One of Grandma’s cousins, Ben Sayles, is the caretaker at the church and also cares for the cemetary. When we last visited in 2005, he was directing some Boy Scouts in the work of restoring it. When we have come to visit, Aunt Ossie calls Ben and he meets us to show us around and visit. He pointed out the grave sites of my GGG Grandparents, Charles & Phoebe Sayles, which are unmarked plots, but where the ground had sunken in over their old wooden caskets. Phoebe was born into slavery, and very likely was a child of her mother’s master. Researching her life led me to confront the records of slavery, with a list of slave sexes and ages, and finally, a household inventory where she was listed in the taxable property of her master’s estate. Seeing her grave left me feeling so moved. The layout of the graves on the ground did not line up in any way with the building, making me think perhaps the building site had moved in the past. And generations from now, their gravesites will completely vanish, if the ground hasn’t been leveled already.
Their daughter Elizabeth Sayles Johnson is buried there nearby.
Grandma’s mother Addie Jane Stewart is also buried there, although her maiden name, Addie Johnson is etched on the headstone. (sorry, no pic!). Aunt Ossie remembered her casket being driven to the church by horse and carriage (and I can only imagine the ride, having ridden those country roads by car myself.)
This church can be found at one of the stops called Piney on the African American Driving Tour of Wythe County, Virginia..

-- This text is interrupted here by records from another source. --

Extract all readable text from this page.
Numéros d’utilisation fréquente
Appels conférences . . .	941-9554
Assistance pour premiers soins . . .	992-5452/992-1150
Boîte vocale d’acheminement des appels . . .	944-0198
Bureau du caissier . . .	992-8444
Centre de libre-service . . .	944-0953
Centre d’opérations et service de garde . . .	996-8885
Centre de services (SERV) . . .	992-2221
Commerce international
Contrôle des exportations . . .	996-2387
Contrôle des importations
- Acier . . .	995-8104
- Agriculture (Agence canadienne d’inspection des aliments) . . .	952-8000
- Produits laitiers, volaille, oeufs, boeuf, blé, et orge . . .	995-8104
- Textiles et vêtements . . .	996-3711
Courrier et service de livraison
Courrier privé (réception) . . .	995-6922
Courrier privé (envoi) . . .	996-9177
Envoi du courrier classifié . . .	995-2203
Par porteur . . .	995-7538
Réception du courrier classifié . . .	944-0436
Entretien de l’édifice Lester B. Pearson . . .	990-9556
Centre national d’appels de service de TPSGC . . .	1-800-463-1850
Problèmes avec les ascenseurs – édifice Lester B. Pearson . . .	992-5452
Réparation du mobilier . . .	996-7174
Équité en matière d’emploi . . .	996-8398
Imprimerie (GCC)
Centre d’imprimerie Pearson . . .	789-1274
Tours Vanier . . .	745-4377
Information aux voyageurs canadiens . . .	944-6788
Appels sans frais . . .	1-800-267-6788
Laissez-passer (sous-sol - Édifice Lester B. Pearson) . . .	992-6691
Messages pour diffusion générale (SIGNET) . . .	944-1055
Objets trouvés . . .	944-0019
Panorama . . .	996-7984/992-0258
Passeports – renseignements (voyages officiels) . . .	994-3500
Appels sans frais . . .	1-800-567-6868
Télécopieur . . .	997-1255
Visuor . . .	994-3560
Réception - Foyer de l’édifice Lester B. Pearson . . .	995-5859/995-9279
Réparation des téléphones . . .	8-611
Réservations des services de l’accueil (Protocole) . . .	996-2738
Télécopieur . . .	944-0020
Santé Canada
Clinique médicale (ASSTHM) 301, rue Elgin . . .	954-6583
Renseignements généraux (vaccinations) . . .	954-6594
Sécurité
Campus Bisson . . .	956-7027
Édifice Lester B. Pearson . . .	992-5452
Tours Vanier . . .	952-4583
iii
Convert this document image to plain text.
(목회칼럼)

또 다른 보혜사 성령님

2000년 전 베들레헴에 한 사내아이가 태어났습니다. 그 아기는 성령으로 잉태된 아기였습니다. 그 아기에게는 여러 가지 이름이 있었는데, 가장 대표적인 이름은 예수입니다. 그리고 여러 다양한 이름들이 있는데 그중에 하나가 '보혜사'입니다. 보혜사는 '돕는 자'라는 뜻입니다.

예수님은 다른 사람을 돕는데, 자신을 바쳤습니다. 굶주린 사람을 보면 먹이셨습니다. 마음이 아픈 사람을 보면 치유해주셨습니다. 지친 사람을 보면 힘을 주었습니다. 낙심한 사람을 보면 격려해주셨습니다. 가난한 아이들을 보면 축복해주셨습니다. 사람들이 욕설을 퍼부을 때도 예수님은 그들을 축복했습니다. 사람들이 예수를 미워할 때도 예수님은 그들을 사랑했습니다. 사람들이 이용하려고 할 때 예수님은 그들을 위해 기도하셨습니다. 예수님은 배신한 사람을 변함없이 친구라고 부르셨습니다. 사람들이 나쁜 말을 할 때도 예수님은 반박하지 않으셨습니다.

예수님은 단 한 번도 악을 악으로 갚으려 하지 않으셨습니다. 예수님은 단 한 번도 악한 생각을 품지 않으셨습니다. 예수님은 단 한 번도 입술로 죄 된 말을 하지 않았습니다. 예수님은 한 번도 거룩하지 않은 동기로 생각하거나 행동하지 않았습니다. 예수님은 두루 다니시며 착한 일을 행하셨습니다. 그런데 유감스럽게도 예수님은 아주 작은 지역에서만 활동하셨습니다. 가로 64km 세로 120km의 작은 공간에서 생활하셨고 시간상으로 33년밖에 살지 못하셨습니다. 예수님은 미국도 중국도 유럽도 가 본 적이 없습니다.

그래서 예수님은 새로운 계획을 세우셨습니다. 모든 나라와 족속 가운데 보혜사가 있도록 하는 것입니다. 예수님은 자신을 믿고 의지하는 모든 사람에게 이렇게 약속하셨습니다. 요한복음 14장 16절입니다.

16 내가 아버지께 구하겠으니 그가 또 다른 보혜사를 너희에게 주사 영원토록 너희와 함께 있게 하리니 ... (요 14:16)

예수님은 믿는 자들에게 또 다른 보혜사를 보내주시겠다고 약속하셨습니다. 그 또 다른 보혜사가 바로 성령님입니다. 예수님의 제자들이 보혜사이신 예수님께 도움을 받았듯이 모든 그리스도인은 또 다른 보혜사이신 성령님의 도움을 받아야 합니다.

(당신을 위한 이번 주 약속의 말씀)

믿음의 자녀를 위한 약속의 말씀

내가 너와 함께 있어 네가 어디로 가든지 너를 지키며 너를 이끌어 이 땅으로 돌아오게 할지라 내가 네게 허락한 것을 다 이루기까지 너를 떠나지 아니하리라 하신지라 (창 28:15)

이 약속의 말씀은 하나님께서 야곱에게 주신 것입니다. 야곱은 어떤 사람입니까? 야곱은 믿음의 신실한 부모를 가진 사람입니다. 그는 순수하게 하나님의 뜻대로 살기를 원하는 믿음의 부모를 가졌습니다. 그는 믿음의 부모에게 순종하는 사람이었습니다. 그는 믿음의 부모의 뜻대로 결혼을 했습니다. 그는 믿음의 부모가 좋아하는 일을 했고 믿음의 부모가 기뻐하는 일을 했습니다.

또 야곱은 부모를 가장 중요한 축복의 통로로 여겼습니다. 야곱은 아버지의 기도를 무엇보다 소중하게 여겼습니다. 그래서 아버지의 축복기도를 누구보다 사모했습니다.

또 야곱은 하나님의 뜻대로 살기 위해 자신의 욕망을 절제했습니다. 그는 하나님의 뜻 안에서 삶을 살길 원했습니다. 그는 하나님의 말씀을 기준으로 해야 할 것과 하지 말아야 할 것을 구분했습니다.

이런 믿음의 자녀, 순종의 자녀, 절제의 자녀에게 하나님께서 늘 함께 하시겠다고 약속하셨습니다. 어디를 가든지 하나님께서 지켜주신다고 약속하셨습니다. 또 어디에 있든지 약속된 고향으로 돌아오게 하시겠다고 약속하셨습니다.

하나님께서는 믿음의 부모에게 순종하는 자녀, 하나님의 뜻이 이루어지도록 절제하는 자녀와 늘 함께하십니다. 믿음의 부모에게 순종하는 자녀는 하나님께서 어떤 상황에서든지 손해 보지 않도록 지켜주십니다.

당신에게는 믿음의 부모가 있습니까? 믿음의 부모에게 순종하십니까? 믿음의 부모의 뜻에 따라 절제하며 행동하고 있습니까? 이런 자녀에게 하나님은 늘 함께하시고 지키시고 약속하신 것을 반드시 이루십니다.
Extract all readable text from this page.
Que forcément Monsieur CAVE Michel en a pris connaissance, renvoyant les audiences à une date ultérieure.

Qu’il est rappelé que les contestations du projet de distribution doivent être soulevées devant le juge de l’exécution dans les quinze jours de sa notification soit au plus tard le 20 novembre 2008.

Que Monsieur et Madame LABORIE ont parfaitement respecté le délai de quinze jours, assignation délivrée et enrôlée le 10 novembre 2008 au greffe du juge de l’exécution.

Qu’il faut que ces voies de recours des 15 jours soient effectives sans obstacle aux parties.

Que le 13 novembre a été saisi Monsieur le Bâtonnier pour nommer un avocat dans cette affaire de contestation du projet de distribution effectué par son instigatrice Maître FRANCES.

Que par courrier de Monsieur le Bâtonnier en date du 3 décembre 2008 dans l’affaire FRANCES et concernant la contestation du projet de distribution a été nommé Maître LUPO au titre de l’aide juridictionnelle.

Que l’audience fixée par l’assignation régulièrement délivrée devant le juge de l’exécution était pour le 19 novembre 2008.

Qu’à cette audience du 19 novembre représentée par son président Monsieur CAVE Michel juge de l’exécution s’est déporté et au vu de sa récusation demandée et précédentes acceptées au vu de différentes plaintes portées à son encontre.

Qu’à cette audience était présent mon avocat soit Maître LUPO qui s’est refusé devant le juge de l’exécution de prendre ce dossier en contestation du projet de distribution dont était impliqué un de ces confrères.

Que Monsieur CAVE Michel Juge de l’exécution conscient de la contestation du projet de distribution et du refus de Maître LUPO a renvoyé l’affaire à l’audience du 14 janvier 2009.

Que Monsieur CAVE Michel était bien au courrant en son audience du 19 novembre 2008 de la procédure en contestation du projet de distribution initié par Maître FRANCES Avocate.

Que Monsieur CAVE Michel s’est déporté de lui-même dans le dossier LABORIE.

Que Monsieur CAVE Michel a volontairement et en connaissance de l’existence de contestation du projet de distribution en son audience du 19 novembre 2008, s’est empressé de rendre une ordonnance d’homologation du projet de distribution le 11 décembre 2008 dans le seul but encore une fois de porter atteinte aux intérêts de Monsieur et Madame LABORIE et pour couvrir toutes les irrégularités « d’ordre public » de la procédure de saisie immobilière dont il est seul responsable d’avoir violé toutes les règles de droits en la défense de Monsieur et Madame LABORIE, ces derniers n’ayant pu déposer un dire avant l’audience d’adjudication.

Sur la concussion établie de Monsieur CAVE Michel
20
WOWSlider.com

The Red Bluff Church looks completely different now, having had a new entry addition put on the front with indoor restrooms, and a heating system.
Although the church was improved by the efforts and desires of the congregation, and I’m sure they are glad for it, I was sad when I saw it. Maybe by living next door to Ocean Grove, an entire town that is part of the National Register for Historic Places because of it’s meticulously restored Victorian Homes, I have gotten spoiled expecting that historic places MUST be kept true to their original beauty. But I’m sure the church family that worships at Red Bluff celebrated their renovations. I am just so happy I was able to get pictures of Red Bluff in its old form when I did.